Q: What is the most challenging case you have worked on and what made it challenging?
A: One case that comes to mind is a securities class action involving Electronic Data Systems (EDS), which was a Texas-based IT company to be acquired by Hewlett-Packard. I represented EDS shareholders who challenged the acquisition, seeking a fair process and price in the purchase. The case moved very quickly and was not without hurdles.
Discovery was taken on an expedited basis, including the review of thousands of pages of documents and numerous depositions, and a preliminary injunction motion was fully briefed, all in the condensed time frame of four weeks. At the hearing on the motion to enjoin the transaction, we were ready to provide a markup of the proxy statement that included all of the previously omitted material information we had learned about through discovery, along with the expert testimony of several witnesses.
At 4 a.m. in the morning on the day of the preliminary injunction hearing, just four hours before the hearing, we were able to negotiate a preclosing settlement that secured the disclosure of the additional information concerning the transaction that we had identified in the markup of the proxy, allowing for an informed shareholder vote, and the payment of a $25 million dividend to EDS shareholders. This was a challenging litigation, not only because of the expedited nature of the litigation, but also because of the sheer number of counsel involved on both sides and the stakes of trying to enjoin a $14 billion transaction.
Q: What aspects of your practice area are in need of reform and why?
A: I’m not sure there are areas that need reform, but certainly the most discussed issue in my area of practice right now is the multijurisdictional trend in shareholder merger litigation that sees actions challenging a merger brought in as many as three different venues: the state court in the state of the target company’s incorporation, which many times is Delaware; the state court in the state of the target’s headquarters; and federal court. There are strong rationales for filing cases in each of those venues, but when cases are filed in all three venues, there is a risk of duplication of efforts and wasted resources. Better coordination among plaintiffs’ counsel could help alleviate that problem and, for the most part, I think the plaintiffs’ bar is moving in that direction.
Q: What is an important issue or case relevant to your practice area and why?

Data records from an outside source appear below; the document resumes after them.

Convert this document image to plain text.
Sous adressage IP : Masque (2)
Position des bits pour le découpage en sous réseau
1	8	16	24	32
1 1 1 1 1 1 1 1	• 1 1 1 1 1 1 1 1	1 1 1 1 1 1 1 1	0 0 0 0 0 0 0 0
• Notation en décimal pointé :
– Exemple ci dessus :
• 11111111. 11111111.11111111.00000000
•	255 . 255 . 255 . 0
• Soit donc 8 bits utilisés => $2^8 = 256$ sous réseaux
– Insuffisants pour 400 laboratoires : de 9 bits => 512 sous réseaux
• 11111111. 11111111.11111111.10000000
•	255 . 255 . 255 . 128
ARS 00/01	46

A: In a recent Delaware Court of Chancery decision (In re El Paso Corporation Shareholder Litigation), the court refused to enjoin a pending merger despite finding that the CEO of the seller and its financial advisers were clearly conflicted and had failed to obtain the best possible price for their shareholders. In that case, the CEO of the target company was seeking to acquire a division of the business following the merger and as a result, was not motivated to strongly negotiate with the buyer. In addition, the seller’s financial adviser held a substantial equity interest in the buyer and therefore was motivated to steer the target company’s board of directors toward a merger between the parties.

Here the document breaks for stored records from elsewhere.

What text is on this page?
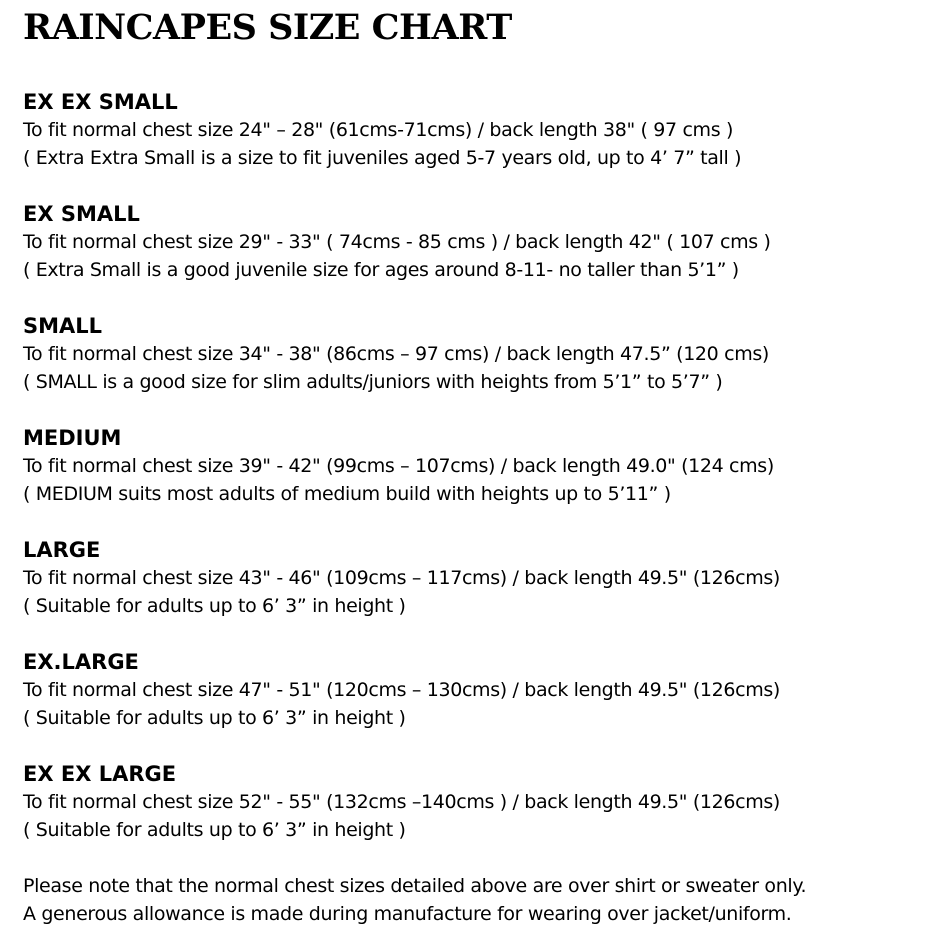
RAINCAPES SIZE CHART
EX EX SMALL
To fit normal chest size 24" – 28" (61cms-71cms) / back length 38" ( 97 cms )
( Extra Extra Small is a size to fit juveniles aged 5-7 years old, up to 4’ 7” tall )
EX SMALL
To fit normal chest size 29" - 33" ( 74cms - 85 cms ) / back length 42" ( 107 cms )
( Extra Small is a good juvenile size for ages around 8-11- no taller than 5’1” )
SMALL
To fit normal chest size 34" - 38" (86cms – 97 cms) / back length 47.5” (120 cms)
( SMALL is a good size for slim adults/juniors with heights from 5’1” to 5’7” )
MEDIUM
To fit normal chest size 39" - 42" (99cms – 107cms) / back length 49.0" (124 cms)
( MEDIUM suits most adults of medium build with heights up to 5’11” )
LARGE
To fit normal chest size 43" - 46" (109cms – 117cms) / back length 49.5" (126cms)
( Suitable for adults up to 6’ 3” in height )
EX.LARGE
To fit normal chest size 47" - 51" (120cms – 130cms) / back length 49.5" (126cms)
( Suitable for adults up to 6’ 3” in height )
EX EX LARGE
To fit normal chest size 52" - 55" (132cms –140cms ) / back length 49.5" (126cms)
( Suitable for adults up to 6’ 3” in height )
Please note that the normal chest sizes detailed above are over shirt or sweater only.
A generous allowance is made during manufacture for wearing over jacket/uniform.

Despite these significant conflicts of interest and the grossly inadequate sale process, the court denied plaintiffs’ motion for a preliminary injunction concluding that the shareholders should have the opportunity to decide whether to approve the merger. This case illustrates the reluctance of courts to enjoin mergers of public companies, even where, as in this case, there is an extreme set of facts showing that the sales process and price were patently unfair. It is important for plaintiffs in class action suits challenging proposed mergers to keep this case in mind in deciding whether, and on what grounds, to bring a preliminary injunction motion.
Q: Outside your own firm, name an attorney in your field who has impressed you and explain why.

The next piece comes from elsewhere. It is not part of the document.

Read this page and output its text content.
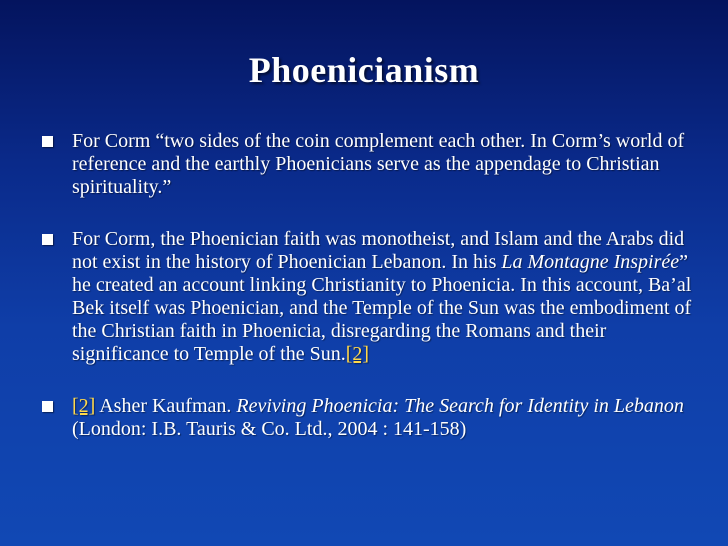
Phoenicianism
For Corm “two sides of the coin complement each other. In Corm’s world of reference and the earthly Phoenicians serve as the appendage to Christian spirituality.”
For Corm, the Phoenician faith was monotheist, and Islam and the Arabs did not exist in the history of Phoenician Lebanon. In his La Montagne Inspirée” he created an account linking Christianity to Phoenicia. In this account, Ba’al Bek itself was Phoenician, and the Temple of the Sun was the embodiment of the Christian faith in Phoenicia, disregarding the Romans and their significance to Temple of the Sun.[2]
[2] Asher Kaufman. Reviving Phoenicia: The Search for Identity in Lebanon (London: I.B. Tauris & Co. Ltd., 2004 : 141-158)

A: We regularly go up against some of the best securities litigators in the country — lawyers from top law schools with years of experience in this field — so I have the challenge to litigate against strong legal talent on a daily basis. A few attorneys who come to mind include Bill Savitt at Wachtell, Eric Waxman and Ed Welch at Skadden, and Jim Kramer at Orrick. They each have their own styles, but the common threads among them are they demonstrate a tremendous grasp of the legal issues involved, exhaustive preparation and a strong sense of pragmatism, qualities which make them all worthy adversaries.
Q: What is a mistake you made early in your career and what did you learn from it?
A: When I first graduated from law school, I decided to not practice law directly and instead tried my hand at being a sports agent. My partner and I mortgaged our futures (literally) to set up a nice office and to be able to fly around to the far corners of the country to recruit athletes to represent in contract and endorsement negotiations. Our theory was that we had to look like we could play the part of the big-time sports agent. In reality, because we were just starting out, we could have worked out of a basement and it really wouldn’t have mattered. What we learned was that most of the athletes we were recruiting didn’t care about the fancy offices — what they cared about was the personal attention they demanded from their representatives. It was an expensive, although valuable, lesson to learn.